Ken Doyle has a degree in exercise physiology and is certified by the National Trainers Association along with the National Strength and Conditioning Association in the U.S.. He has coaching qualifications from the U.S. Cycling Federation and is Head Coach of the Santa Barbara Special Olympics Cycling Team. He has 25 years experience in coaching both teams and individual cyclists.
Eric Schmitz also holds a degree in exercise physiology and is a certified by the National Strength and Conditioning Association, the American College of Sports Medicine and the National Academy of Sports Medicine.
Weight Training for Cyclists is a specific book intended to instruct the cyclist in lifting weights accompanied by core/plyometric work as a supplement to a road program. The ethos is that by adopting this total body training program detailed in the book that the riders will improve their cycling strength, skills and endurance, without bulking up.
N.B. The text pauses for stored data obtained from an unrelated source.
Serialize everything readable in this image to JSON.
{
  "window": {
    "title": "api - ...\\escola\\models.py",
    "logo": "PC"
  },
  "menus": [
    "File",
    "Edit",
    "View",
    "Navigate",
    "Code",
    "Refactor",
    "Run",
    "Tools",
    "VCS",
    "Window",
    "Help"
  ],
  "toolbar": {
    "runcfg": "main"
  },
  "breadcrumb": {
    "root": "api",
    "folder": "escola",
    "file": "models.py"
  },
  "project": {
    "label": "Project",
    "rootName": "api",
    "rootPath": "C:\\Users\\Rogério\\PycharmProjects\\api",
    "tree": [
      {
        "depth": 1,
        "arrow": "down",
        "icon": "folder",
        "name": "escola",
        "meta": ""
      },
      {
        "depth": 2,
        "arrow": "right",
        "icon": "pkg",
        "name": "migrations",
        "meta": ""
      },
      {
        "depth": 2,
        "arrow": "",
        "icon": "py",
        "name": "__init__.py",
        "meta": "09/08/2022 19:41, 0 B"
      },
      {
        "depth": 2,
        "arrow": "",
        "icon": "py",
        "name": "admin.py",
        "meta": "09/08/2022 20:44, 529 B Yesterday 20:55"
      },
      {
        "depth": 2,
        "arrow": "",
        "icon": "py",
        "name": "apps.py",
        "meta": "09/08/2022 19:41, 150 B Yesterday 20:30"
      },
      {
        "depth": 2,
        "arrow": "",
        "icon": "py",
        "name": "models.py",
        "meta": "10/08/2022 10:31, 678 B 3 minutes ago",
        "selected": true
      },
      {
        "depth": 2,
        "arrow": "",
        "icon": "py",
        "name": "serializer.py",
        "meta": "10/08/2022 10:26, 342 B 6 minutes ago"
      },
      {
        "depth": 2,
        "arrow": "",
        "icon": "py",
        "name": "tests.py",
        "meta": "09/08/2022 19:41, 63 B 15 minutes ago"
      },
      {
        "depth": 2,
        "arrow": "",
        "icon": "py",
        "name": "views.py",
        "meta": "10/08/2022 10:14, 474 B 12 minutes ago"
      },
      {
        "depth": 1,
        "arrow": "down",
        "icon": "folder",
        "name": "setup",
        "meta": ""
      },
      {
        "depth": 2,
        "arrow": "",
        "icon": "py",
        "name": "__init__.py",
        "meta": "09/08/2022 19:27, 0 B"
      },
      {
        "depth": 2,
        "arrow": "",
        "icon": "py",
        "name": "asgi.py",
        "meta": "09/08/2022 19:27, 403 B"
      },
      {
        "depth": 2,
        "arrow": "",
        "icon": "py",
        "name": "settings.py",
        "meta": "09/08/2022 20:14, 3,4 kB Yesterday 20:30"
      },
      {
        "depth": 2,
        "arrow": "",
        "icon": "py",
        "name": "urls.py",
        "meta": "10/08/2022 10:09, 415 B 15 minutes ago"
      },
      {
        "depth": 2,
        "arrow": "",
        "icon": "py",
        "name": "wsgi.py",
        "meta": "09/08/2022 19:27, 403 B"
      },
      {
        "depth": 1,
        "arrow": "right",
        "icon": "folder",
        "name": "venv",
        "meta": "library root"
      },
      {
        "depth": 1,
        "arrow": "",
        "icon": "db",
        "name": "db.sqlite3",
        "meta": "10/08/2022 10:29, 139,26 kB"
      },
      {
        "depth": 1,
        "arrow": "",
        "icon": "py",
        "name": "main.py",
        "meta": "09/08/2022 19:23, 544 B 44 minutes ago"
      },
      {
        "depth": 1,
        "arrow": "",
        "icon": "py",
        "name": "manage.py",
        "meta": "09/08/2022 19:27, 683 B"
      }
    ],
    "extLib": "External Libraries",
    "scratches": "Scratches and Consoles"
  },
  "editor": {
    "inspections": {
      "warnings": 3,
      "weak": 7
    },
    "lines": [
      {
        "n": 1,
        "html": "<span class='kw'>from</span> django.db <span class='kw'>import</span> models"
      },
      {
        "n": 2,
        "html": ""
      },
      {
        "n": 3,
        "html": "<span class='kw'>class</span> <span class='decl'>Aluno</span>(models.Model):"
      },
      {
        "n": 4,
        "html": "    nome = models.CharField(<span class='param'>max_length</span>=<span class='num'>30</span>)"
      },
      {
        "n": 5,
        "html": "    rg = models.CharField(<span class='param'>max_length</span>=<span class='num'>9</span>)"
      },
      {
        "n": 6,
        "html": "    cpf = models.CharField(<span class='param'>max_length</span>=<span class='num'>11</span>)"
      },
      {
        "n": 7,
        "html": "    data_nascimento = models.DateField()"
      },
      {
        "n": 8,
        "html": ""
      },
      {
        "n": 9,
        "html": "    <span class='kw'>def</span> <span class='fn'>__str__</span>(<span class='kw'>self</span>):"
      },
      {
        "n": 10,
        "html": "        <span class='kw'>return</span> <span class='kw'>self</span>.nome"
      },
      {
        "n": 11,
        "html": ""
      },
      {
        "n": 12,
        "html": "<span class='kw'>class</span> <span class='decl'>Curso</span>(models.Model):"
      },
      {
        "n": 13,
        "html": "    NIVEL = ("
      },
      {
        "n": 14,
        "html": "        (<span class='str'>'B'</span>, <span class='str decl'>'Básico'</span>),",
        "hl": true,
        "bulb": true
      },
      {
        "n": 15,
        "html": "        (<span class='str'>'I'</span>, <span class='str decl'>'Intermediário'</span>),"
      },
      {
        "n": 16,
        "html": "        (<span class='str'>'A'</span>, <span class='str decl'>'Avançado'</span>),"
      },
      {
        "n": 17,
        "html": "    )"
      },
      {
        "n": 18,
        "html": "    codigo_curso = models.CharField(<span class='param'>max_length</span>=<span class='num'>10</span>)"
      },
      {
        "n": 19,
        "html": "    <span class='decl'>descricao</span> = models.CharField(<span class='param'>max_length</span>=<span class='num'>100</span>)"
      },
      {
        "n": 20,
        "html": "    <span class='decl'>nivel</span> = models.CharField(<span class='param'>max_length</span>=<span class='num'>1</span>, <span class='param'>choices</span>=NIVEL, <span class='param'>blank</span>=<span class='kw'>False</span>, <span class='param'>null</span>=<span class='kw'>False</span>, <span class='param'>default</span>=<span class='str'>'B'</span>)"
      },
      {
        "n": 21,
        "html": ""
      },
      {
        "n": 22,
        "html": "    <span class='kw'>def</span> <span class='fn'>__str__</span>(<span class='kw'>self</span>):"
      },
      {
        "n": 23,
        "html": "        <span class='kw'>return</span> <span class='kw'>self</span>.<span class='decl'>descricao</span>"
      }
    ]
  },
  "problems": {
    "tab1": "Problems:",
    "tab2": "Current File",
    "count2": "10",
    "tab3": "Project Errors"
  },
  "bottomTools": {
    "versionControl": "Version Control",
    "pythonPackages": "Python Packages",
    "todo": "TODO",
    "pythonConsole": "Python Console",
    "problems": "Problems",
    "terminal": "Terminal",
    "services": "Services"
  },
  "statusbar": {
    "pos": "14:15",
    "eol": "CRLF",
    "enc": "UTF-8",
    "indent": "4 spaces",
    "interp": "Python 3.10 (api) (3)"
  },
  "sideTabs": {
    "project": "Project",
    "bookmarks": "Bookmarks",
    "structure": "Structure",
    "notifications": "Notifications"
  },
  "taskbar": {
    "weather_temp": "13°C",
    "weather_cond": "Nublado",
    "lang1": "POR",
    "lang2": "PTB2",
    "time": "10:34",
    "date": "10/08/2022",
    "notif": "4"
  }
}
The book is full of detained illustrations on how to perform weight lifting exercises and how to complete core and plyometric workouts in safe and correct manor.
The book is has no Forward but in my opinion doesn’t need on as it stands on its own. It is well laid out and clear carried the athlete through the business of building developing and executing and good and well structured weight/core and light plyometric full year program.
Winter Training, Pre-Season and Maintenance during the cycling season are detailed and discussed along with the off season.
Their are sample Workout Sheet and a Blank Periodized Schedule provided in the book to get the athlete started in prescribing his/her own training program.
The contents include,
- Intro
- The Basics of Weight Training
- In the Weight Room
- Program Info
- Program Design
- Stretching fo Flexibility
- Lower Body Exercises
- Upper body Exercises
- Core Exercises
- Power Development
- Sample Program
Each chapter builds from the previous chapter making following the program construction easy. One rep charts and Percentage Charts are provided in order to make repetition and weight selections easy. Periodised program sample designs are shown for Track, Road, Mountain and Junior Riders.
The stretching and flexibility chapter is full of discussion and information images showing the correct movements and posture for the execution of the movements suggested. The next few chapters follow on from this and are detailed in their direction and instruction leaving it easy figure out what has to be done for each workout. The sample programs at the end of the book are a great help for self prescription. Eight pages have been dedicated to this with the sequence being Stabilization Phase, Strength Phase, Power Phase, Maintenance Phase with a sample core prescription for beginner and advances.
We would recommend this book the athletes self prescribing their training and we would advise that they become familiar with periodisation and the scheduling of other training to blend with what this book offers in order to achieve their goals.